Директор департамента, словно в прострации, сидел какое-то время молча, с совершенно отсутствующим видом, однако чувствовалось, что он еще о чем-то думает, а может, и хочет этим своим мыслям придать словесное обрамление. Я боялся пошелохнуться, чтоб не нарушить ход его размышлений.
Впрочем, он так же быстро пришел в себя, как и впал до этого в прострацию.
– Ах, реформы! Никто не спорит: мы продвигаемся вперед, прогресс налицо. И все же в обществе такое ощущение, что слишком медленны и неуверенны наши шажки. Ощущение такое, что общество ушло гораздо дальше, а вот политики – как раз те люди, которые и призваны эти реформы инициировать, а потом и осуществлять, – отстают неимоверно. В общем-то, можно сказать, что жизнь – не столько прогресс, сколько драма… Да, мой друг, жизнь – это драма…
Я камнем сидел недвижимо – настолько для меня все это было откровенным и захватывающим.
– Некоторые политики, депутаты и высокопоставленные служащие, – директор департамента опять перешел на шепот, – оправдываются, что у них просто времени не остается, чтоб о реформах думать. Ведь есть и другие важные вопросы. Они и так по четыре часа в сутки спят – сейчас не до сна! – идет передел собственности, каждый хочет что-то себе откусить пожирнее, все новые и новые схемы нужно выдумывать, как бы из бюджета урвать… Если трезво рассудить – им только посочувствовать можно: в таких сложных условиях оказаться и в таком временном цейтноте пребывать!
Директор департамента прервался на минутку. Я все так же продолжал сидеть недвижимо. Боялся даже своим дыханием спугнуть его – как бы он не перестал делиться со мной такой важной информацией. Директор посмотрел по сторонам, рядом с нами все так же никого не было, и продолжил:
– Реформы… Да куда ни кинь, реформы аж просятся! От самого малого и до самого большого! Вот вам пример – ну то, что на ум сразу приходит, – возьмите названия наших улиц и площадей: проспект Парадов! Площадь Защитников Отечества! Площадь Героев всех сражений! Авеню Патриотов Родины! Не попахивает ли это…
– Но, с другой стороны, это же история! Наследие времен! – выпалил я и сразу же осекся, ну точно господин директор сейчас на этом и прекратит свои рассуждения!
Господина директора как током ударило, на сей раз он точно очнулся от своих рассужденческих отступлений. По всему было видно, что он страшно жалел, что пустился в подобные откровенности – тем более с кем? С каким-то мальчишкой! Подчиненным!

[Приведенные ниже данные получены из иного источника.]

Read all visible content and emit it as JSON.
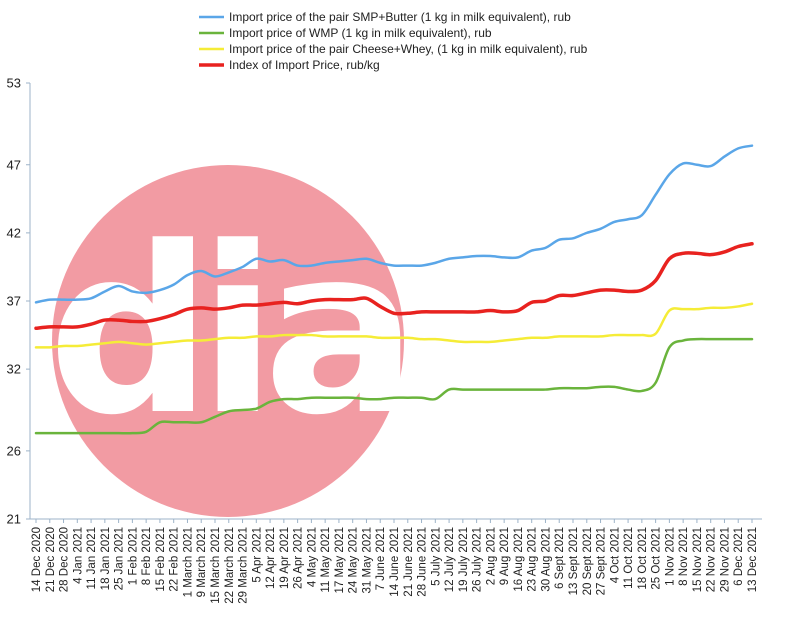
{
  "chart_data": {
    "type": "line",
    "ylim": [
      21,
      53
    ],
    "yticks": [
      21,
      26,
      32,
      37,
      42,
      47,
      53
    ],
    "x": [
      "14 Dec 2020",
      "21 Dec 2020",
      "28 Dec 2020",
      "4 Jan 2021",
      "11 Jan 2021",
      "18 Jan 2021",
      "25 Jan 2021",
      "1 Feb 2021",
      "8 Feb 2021",
      "15 Feb 2021",
      "22 Feb 2021",
      "1 March 2021",
      "9 March 2021",
      "15 March 2021",
      "22 March 2021",
      "29 March 2021",
      "5 Apr 2021",
      "12 Apr 2021",
      "19 Apr 2021",
      "26 Apr 2021",
      "4 May 2021",
      "11 May 2021",
      "17 May 2021",
      "24 May 2021",
      "31 May 2021",
      "7 June 2021",
      "14 June 2021",
      "21 June 2021",
      "28 June 2021",
      "5 July 2021",
      "12 July 2021",
      "19 July 2021",
      "26 July 2021",
      "2 Aug 2021",
      "9 Aug 2021",
      "16 Aug 2021",
      "23 Aug 2021",
      "30 Aug 2021",
      "6 Sept 2021",
      "13 Sept 2021",
      "20 Sept 2021",
      "27 Sept 2021",
      "4 Oct 2021",
      "11 Oct 2021",
      "18 Oct 2021",
      "25 Oct 2021",
      "1 Nov 2021",
      "8 Nov 2021",
      "15 Nov 2021",
      "22 Nov 2021",
      "29 Nov 2021",
      "6 Dec 2021",
      "13 Dec 2021"
    ],
    "legend_placement": "top",
    "grid": false,
    "series": [
      {
        "name": "Import price of the pair SMP+Butter (1 kg in milk equivalent), rub",
        "color": "#5aa6e8",
        "values": [
          36.9,
          37.1,
          37.1,
          37.1,
          37.2,
          37.7,
          38.1,
          37.7,
          37.6,
          37.8,
          38.2,
          38.9,
          39.2,
          38.8,
          39.1,
          39.5,
          40.1,
          39.9,
          40.0,
          39.6,
          39.6,
          39.8,
          39.9,
          40.0,
          40.1,
          39.8,
          39.6,
          39.6,
          39.6,
          39.8,
          40.1,
          40.2,
          40.3,
          40.3,
          40.2,
          40.2,
          40.7,
          40.9,
          41.5,
          41.6,
          42.0,
          42.3,
          42.8,
          43.0,
          43.3,
          44.8,
          46.3,
          47.1,
          47.0,
          46.9,
          47.6,
          48.2,
          48.4
        ]
      },
      {
        "name": "Import price of WMP (1 kg in milk equivalent), rub",
        "color": "#6ab43c",
        "values": [
          27.3,
          27.3,
          27.3,
          27.3,
          27.3,
          27.3,
          27.3,
          27.3,
          27.4,
          28.1,
          28.1,
          28.1,
          28.1,
          28.5,
          28.9,
          29.0,
          29.1,
          29.6,
          29.8,
          29.8,
          29.9,
          29.9,
          29.9,
          29.9,
          29.8,
          29.8,
          29.9,
          29.9,
          29.9,
          29.8,
          30.5,
          30.5,
          30.5,
          30.5,
          30.5,
          30.5,
          30.5,
          30.5,
          30.6,
          30.6,
          30.6,
          30.7,
          30.7,
          30.5,
          30.4,
          31.0,
          33.6,
          34.1,
          34.2,
          34.2,
          34.2,
          34.2,
          34.2
        ]
      },
      {
        "name": "Import price of the pair Cheese+Whey,  (1 kg in milk equivalent), rub",
        "color": "#f5ec37",
        "values": [
          33.6,
          33.6,
          33.7,
          33.7,
          33.8,
          33.9,
          34.0,
          33.9,
          33.8,
          33.9,
          34.0,
          34.1,
          34.1,
          34.2,
          34.3,
          34.3,
          34.4,
          34.4,
          34.5,
          34.5,
          34.5,
          34.4,
          34.4,
          34.4,
          34.4,
          34.3,
          34.3,
          34.3,
          34.2,
          34.2,
          34.1,
          34.0,
          34.0,
          34.0,
          34.1,
          34.2,
          34.3,
          34.3,
          34.4,
          34.4,
          34.4,
          34.4,
          34.5,
          34.5,
          34.5,
          34.6,
          36.3,
          36.4,
          36.4,
          36.5,
          36.5,
          36.6,
          36.8
        ]
      },
      {
        "name": "Index of Import Price, rub/kg",
        "color": "#e8221f",
        "values": [
          35.0,
          35.1,
          35.1,
          35.1,
          35.3,
          35.6,
          35.6,
          35.5,
          35.5,
          35.7,
          36.0,
          36.4,
          36.5,
          36.4,
          36.5,
          36.7,
          36.7,
          36.8,
          36.9,
          36.8,
          37.0,
          37.1,
          37.1,
          37.1,
          37.2,
          36.6,
          36.1,
          36.1,
          36.2,
          36.2,
          36.2,
          36.2,
          36.2,
          36.3,
          36.2,
          36.3,
          36.9,
          37.0,
          37.4,
          37.4,
          37.6,
          37.8,
          37.8,
          37.7,
          37.8,
          38.5,
          40.1,
          40.5,
          40.5,
          40.4,
          40.6,
          41.0,
          41.2
        ]
      }
    ]
  },
  "watermark": {
    "text": "dia",
    "color": "#f29ba3"
  }
}
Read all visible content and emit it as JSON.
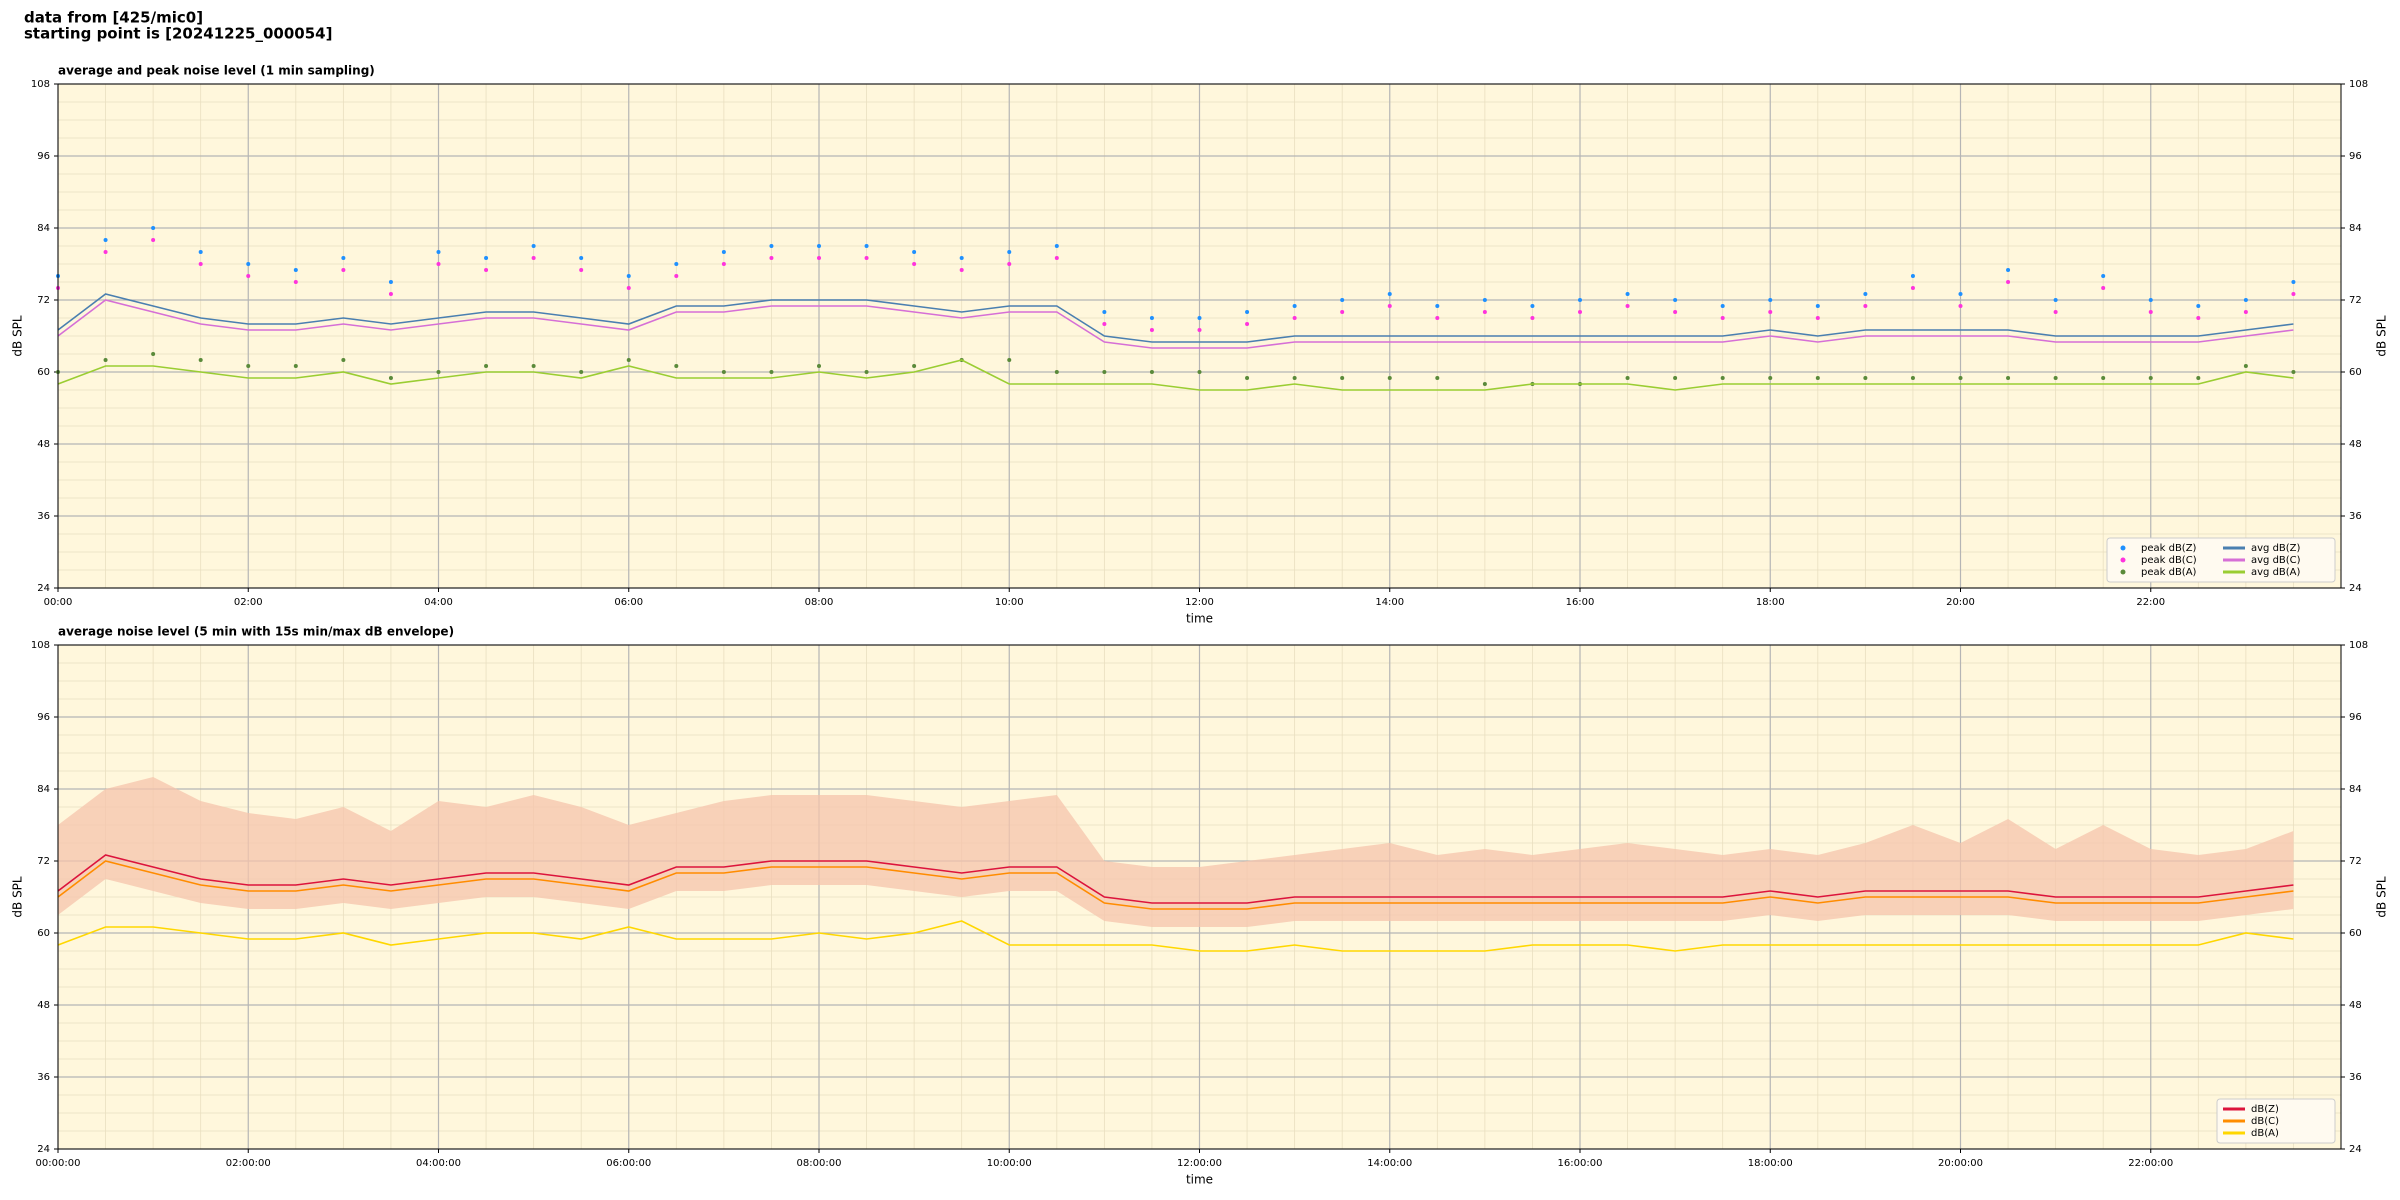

Прибывшим из…! Да еще и в общем зале, а не в тиши своего кабинета! Ужас!
Но не отвечать тоже нельзя было.
– Ну ладно, может, вы и правы с историческим наследием… К тому же в свете постоянной угрозы с той стороны… Главное, чтоб перекоса не было… А вот возьмите названия других улиц и памятники, что на них расположены, – все сплошь и рядом носят имена революционеров и все памятники там – тоже этим же революционерам воздвигнуты. Той, недавней, революции, что вами к нам была занесена. То есть получается, что эта революция, и памятники этим идолам, и идеалы, нам насаждавшиеся, были чужими, а ведь все на месте! И названия, и памятники как были, так и есть, как стояли, так и стоят! Как и идеалы, укоренившиеся в головах многих людей. Ну, памятники кое-где повалили, это правда, но в основном стоят же! Немыслимо! И главное знаете, что?
– Что, господин директор?
– Дети страдают. В школе дают установку уже на наши ценности и на наших героев, а выходят они из школы – попадают в совершенно иную реальность. Двойственность у них в голове, каша та еще… И там, наверху, никому никакого дела нет, словно и не видят ничего…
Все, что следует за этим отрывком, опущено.